Totally blind for 30 years, he recovered his sight after an extraordinary surgery .

It happened at the Molinette hospital in Turin where an 83-year-old underwent an autotransplantation of the entire ocular surface (cornea, part of the sclera and the conjunctiva) from one of his eyes. The elderly man had first lost sight in his left eye – due to irreversible retinal blindness – and then, in the last 10 years, had gone blind in his right eye due to a rare pathology . The levy from the left eye, unrecoverable from a functional point of view, but with a good ocular surface, allowed him to see again.

The operation , which lasted four hours , was performed by a team led by Michele Reibaldi, director of the Molinette university eye clinic and expert retinal surgeon, and Vincenzo Sarnicola, president of the Italian Society of cornea and stem cells. "The real novelty - the doctors explain - consists in having enlarged the corneal transplant to the entire ocular surface , to the conjunctive-scleral tissues, which play a fundamental role in allowing the success of the transplant in particular conditions".
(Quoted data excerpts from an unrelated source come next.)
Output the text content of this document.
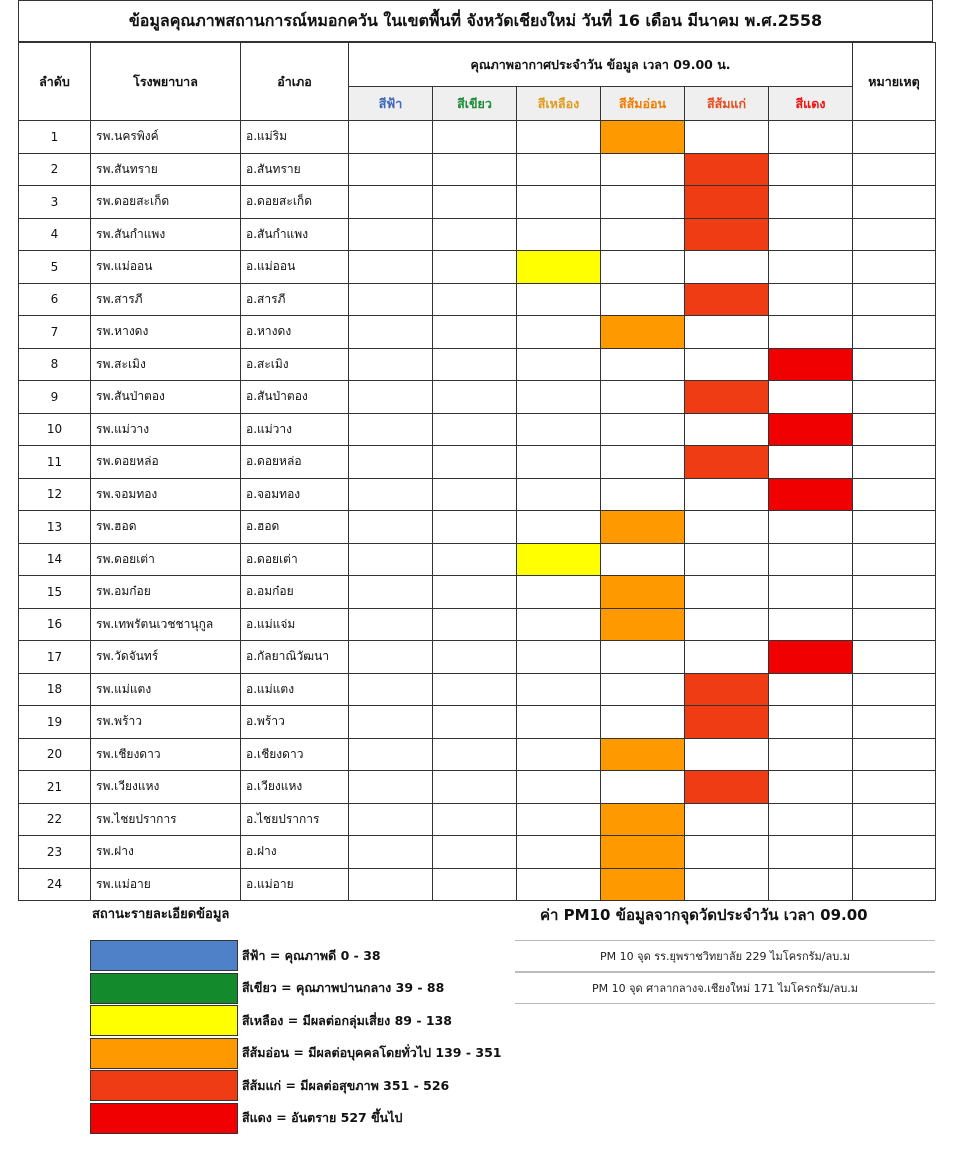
ข้อมูลคุณภาพสถานการณ์หมอกควัน ในเขตพื้นที่ จังหวัดเชียงใหม่ วันที่ 16 เดือน มีนาคม พ.ศ.2558
ลำดับ	โรงพยาบาล	อำเภอ	คุณภาพอากาศประจำวัน ข้อมูล เวลา 09.00 น.						หมายเหตุ
			สีฟ้า	สีเขียว	สีเหลือง	สีส้มอ่อน	สีส้มแก่	สีแดง	
1	รพ.นครพิงค์	อ.แม่ริม							
2	รพ.สันทราย	อ.สันทราย							
3	รพ.ดอยสะเก็ด	อ.ดอยสะเก็ด							
4	รพ.สันกำแพง	อ.สันกำแพง							
5	รพ.แม่ออน	อ.แม่ออน							
6	รพ.สารภี	อ.สารภี							
7	รพ.หางดง	อ.หางดง							
8	รพ.สะเมิง	อ.สะเมิง							
9	รพ.สันป่าตอง	อ.สันป่าตอง							
10	รพ.แม่วาง	อ.แม่วาง							
11	รพ.ดอยหล่อ	อ.ดอยหล่อ							
12	รพ.จอมทอง	อ.จอมทอง							
13	รพ.ฮอด	อ.ฮอด							
14	รพ.ดอยเต่า	อ.ดอยเต่า							
15	รพ.อมก๋อย	อ.อมก๋อย							
16	รพ.เทพรัตนเวชชานุกูล	อ.แม่แจ่ม							
17	รพ.วัดจันทร์	อ.กัลยาณิวัฒนา							
18	รพ.แม่แตง	อ.แม่แตง							
19	รพ.พร้าว	อ.พร้าว							
20	รพ.เชียงดาว	อ.เชียงดาว							
21	รพ.เวียงแหง	อ.เวียงแหง							
22	รพ.ไชยปราการ	อ.ไชยปราการ							
23	รพ.ฝาง	อ.ฝาง							
24	รพ.แม่อาย	อ.แม่อาย							
สถานะรายละเอียดข้อมูล	ค่า PM10 ข้อมูลจากจุดวัดประจำวัน เวลา 09.00
PM 10 จุด รร.ยุพราชวิทยาลัย 229 ไมโครกรัม/ลบ.ม
PM 10 จุด ศาลากลางจ.เชียงใหม่ 171 ไมโครกรัม/ลบ.ม
สีฟ้า = คุณภาพดี 0 - 38
สีเขียว = คุณภาพปานกลาง 39 - 88
สีเหลือง = มีผลต่อกลุ่มเสี่ยง 89 - 138
สีส้มอ่อน = มีผลต่อบุคคลโดยทั่วไป 139 - 351
สีส้มแก่ = มีผลต่อสุขภาพ 351 - 526
สีแดง = อันตราย 527 ขึ้นไป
« Blind eyes with functional aspects should not be enucleated , i.e. sacrificed, because they may be needed as "spare parts" . In the last 20 years the frontier of transplants has made great strides and Italy plays a leading role in the world», explained Professor Sarnicola. Two weeks after the operation , the 83 - year - old patient is able to recognize people and objects and to move independently . His left eye was reconstructed, for aesthetic purposes, with donor tissue.